When I shot film I was in the anti-Photoshop camp. Photoshop acquired a reputation as a tool to use to falsify an image. However, after some more reflection, I realized this was a bad rap. Photographers over the years have found ways to manipulate their images, whether to help them reach the artists full visualization, or to create something fake. I remember reading articles in photography magazines about how to make multiple exposures, perform various darkroom tricks, etc. to enhance or create an image. Using Photoshop (or similar tool) on a digital image is no different.

There are some statements by Ansel Adams in his book The Print which I find particularly pertinent:
"Much effort and control usually go into the making of the negative, not for the negative's own sake, but in order to have the best possible 'raw material' for the final printing."
"In printing, we accept the negative as a starting point [emphasis mine] that determines much, but not all, of the character of the final image.
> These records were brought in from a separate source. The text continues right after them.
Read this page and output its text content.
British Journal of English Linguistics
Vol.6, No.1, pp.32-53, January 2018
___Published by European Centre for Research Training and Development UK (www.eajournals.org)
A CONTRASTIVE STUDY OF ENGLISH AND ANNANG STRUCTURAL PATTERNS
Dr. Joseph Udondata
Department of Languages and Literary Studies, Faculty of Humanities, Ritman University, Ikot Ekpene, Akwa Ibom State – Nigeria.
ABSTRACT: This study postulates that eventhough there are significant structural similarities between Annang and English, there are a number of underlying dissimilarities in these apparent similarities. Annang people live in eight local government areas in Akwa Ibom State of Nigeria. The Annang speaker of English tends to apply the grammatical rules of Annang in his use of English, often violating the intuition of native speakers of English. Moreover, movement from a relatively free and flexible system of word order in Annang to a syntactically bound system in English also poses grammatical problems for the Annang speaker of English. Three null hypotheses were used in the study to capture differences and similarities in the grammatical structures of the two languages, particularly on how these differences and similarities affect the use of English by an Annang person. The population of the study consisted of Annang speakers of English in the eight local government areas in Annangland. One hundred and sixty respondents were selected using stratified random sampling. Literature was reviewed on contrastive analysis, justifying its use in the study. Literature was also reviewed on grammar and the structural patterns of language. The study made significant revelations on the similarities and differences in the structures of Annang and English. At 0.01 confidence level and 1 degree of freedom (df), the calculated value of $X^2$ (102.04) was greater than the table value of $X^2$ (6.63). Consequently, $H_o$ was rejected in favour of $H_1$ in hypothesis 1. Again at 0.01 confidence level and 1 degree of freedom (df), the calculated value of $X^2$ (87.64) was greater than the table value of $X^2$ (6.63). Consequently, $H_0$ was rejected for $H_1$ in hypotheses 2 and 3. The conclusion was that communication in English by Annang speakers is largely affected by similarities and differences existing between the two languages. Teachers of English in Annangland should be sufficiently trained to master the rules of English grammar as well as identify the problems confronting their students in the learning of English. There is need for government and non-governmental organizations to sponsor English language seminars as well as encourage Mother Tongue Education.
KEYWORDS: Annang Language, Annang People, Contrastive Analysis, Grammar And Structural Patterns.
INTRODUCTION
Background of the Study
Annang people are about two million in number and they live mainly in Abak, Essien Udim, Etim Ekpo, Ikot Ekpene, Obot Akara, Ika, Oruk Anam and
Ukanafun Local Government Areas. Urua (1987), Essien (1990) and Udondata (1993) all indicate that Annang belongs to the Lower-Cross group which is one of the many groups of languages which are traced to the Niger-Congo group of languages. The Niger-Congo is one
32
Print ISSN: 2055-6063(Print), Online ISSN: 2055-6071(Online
Just as different photographers can interpret one subject in numerous ways, depending on personal vision, so might they each make varying prints from identical negatives."
It is my belief that the use of Photoshop on a digital image is akin to the darkroom development and printing process used to create negatives and prints from film. Chemical darkroom work is probably technically more challenging, but the output is no more or less pure than an image produced from the digital darkroom.